ML Inference Optimization: Squeezing Every FLOP

We've done the obvious optimizations (INT8, pruning, efficient architectures). V2's power budget demands going deeper.

The Remaining Gap

Current hand tracking model:

• Size: 800KB (INT8)
• Compute: 100M ops per frame
• Latency: 12ms on target NPU
• Power: 180mW

V2 targets:

• Better accuracy (2x model capacity)
• Lower latency (8ms)
• Lower power (120mW)

We need more efficiency without sacrificing accuracy.

Advanced Techniques

Structured Sparsity

Random sparsity doesn't help - hardware can't skip random zeros.

Structured sparsity removes entire structures:

• 2:4 sparsity: 2 zeros in every 4 elements (hardware accelerated on some NPUs)
• Channel pruning: Remove entire feature channels
• Block sparsity: Zero out NxN blocks

We're targeting 2:4 sparsity which our V2 NPU supports natively. 2x theoretical speedup.
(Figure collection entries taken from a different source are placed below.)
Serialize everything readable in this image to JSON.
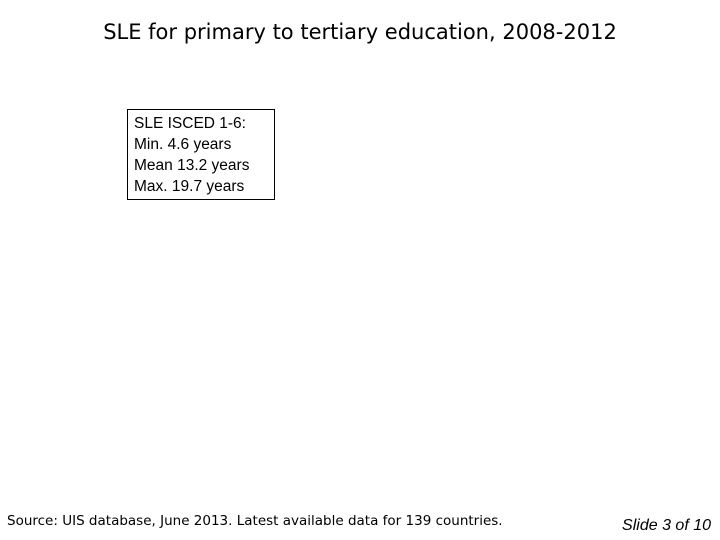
{
  "slide": {
    "title": "SLE for primary to tertiary education, 2008-2012",
    "stats_box": {
      "lines": [
        "SLE ISCED 1-6:",
        "Min. 4.6 years",
        "Mean 13.2 years",
        "Max. 19.7 years"
      ]
    },
    "source": "Source: UIS database, June 2013. Latest available data for 139 countries.",
    "slide_number": "Slide 3 of 10"
  }
}
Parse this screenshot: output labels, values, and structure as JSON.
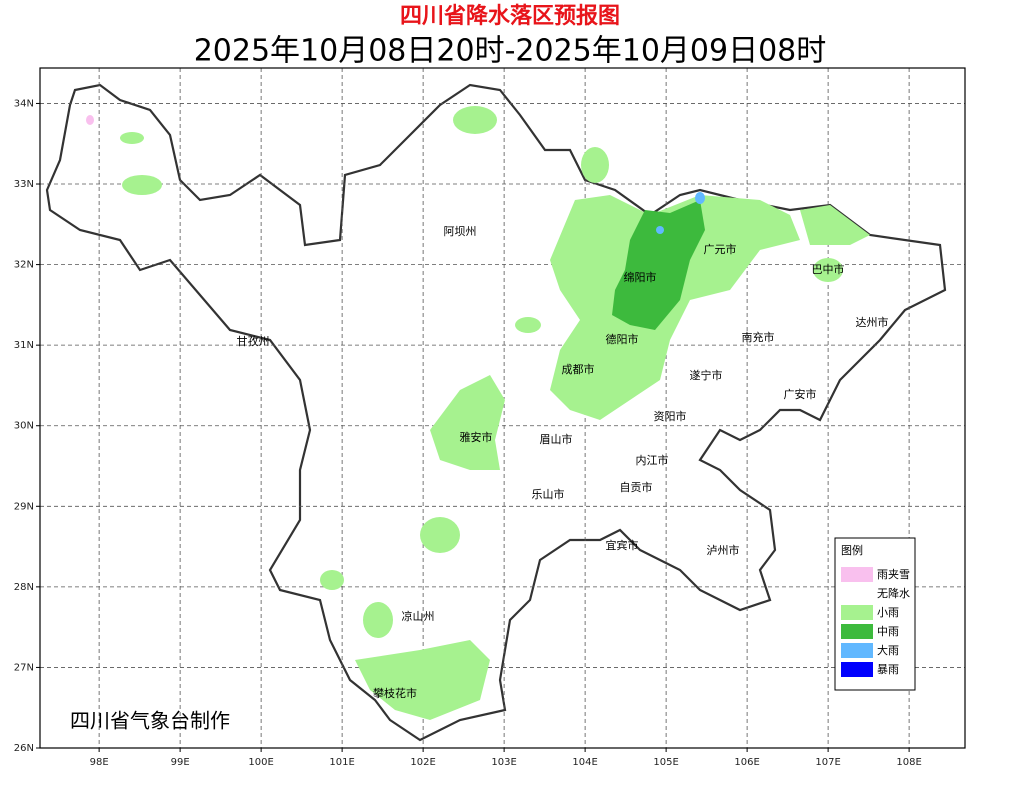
{
  "title": "四川省降水落区预报图",
  "subtitle": "2025年10月08日20时-2025年10月09日08时",
  "credit": "四川省气象台制作",
  "cities": [
    "阿坝州",
    "广元市",
    "绵阳市",
    "巴中市",
    "达州市",
    "甘孜州",
    "德阳市",
    "南充市",
    "成都市",
    "遂宁市",
    "广安市",
    "资阳市",
    "雅安市",
    "眉山市",
    "内江市",
    "自贡市",
    "乐山市",
    "宜宾市",
    "泸州市",
    "凉山州",
    "攀枝花市"
  ],
  "legend": {
    "title": "图例",
    "items": [
      {
        "label": "雨夹雪",
        "color": "#f9c0ee"
      },
      {
        "label": "无降水",
        "color": "#ffffff"
      },
      {
        "label": "小雨",
        "color": "#a6f28f"
      },
      {
        "label": "中雨",
        "color": "#3dba3d"
      },
      {
        "label": "大雨",
        "color": "#61b8ff"
      },
      {
        "label": "暴雨",
        "color": "#0000fe"
      }
    ]
  },
  "map_data": {
    "xlim": [
      97.27,
      108.69
    ],
    "ylim": [
      26,
      34.44
    ],
    "xticks": [
      {
        "value": 98,
        "label": "98E"
      },
      {
        "value": 99,
        "label": "99E"
      },
      {
        "value": 100,
        "label": "100E"
      },
      {
        "value": 101,
        "label": "101E"
      },
      {
        "value": 102,
        "label": "102E"
      },
      {
        "value": 103,
        "label": "103E"
      },
      {
        "value": 104,
        "label": "104E"
      },
      {
        "value": 105,
        "label": "105E"
      },
      {
        "value": 106,
        "label": "106E"
      },
      {
        "value": 107,
        "label": "107E"
      },
      {
        "value": 108,
        "label": "108E"
      }
    ],
    "yticks": [
      {
        "value": 26,
        "label": "26N"
      },
      {
        "value": 27,
        "label": "27N"
      },
      {
        "value": 28,
        "label": "28N"
      },
      {
        "value": 29,
        "label": "29N"
      },
      {
        "value": 30,
        "label": "30N"
      },
      {
        "value": 31,
        "label": "31N"
      },
      {
        "value": 32,
        "label": "32N"
      },
      {
        "value": 33,
        "label": "33N"
      },
      {
        "value": 34,
        "label": "34N"
      }
    ]
  }
}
Knowledge Distillation (Advanced)

Beyond basic distillation:

Attention transfer: Match intermediate attention maps, not just outputs Feature mimicry: Student learns to reproduce teacher's internal representations Progressive distillation: Teacher → medium model → small model

3-5% accuracy improvement over direct training.

Neural Architecture Search (NAS)

Don't design architectures - search for them.

Search space:

• Layer types (conv, depthwise, attention)
• Layer sizes (channels, kernel size)
• Connections (skip connections, bottlenecks)

Objective: maximize accuracy subject to latency/power constraint.

We ran NAS for 2 weeks on cloud TPUs. Found architecture 15% more efficient than manual design.

Operator Fusion

Individual operations have overhead (kernel launch, memory access). Fusing them helps:

Conv → BatchNorm → ReLU → Conv → BatchNorm → ReLU
                    ↓
        FusedConvBNReLU → FusedConvBNReLU

Fused operators:

• Single kernel launch
• Intermediate results stay in registers
• 20-30% speedup for common patterns

Precision Optimization

Not all layers need same precision:

• First layer: FP16 (sensitive to input quantization)
• Middle layers: INT8 (bulk compute, tolerant)
• Last layer: INT8 or FP16 depending on output sensitivity

Mixed-precision analysis identified 3 layers needing FP16. Others safely INT8.

Memory Layout Optimization

Data layout affects cache efficiency:

• NCHW vs NHWC depends on hardware
• Tiled layouts for better locality
• Ping-pong buffers to hide memory latency

Working with chip team to identify optimal layouts for V2 NPU.

Cumulative Impact

Applying all techniques:

Combined: ~2x efficiency with net accuracy gain.

Hitting V2 targets looks achievable.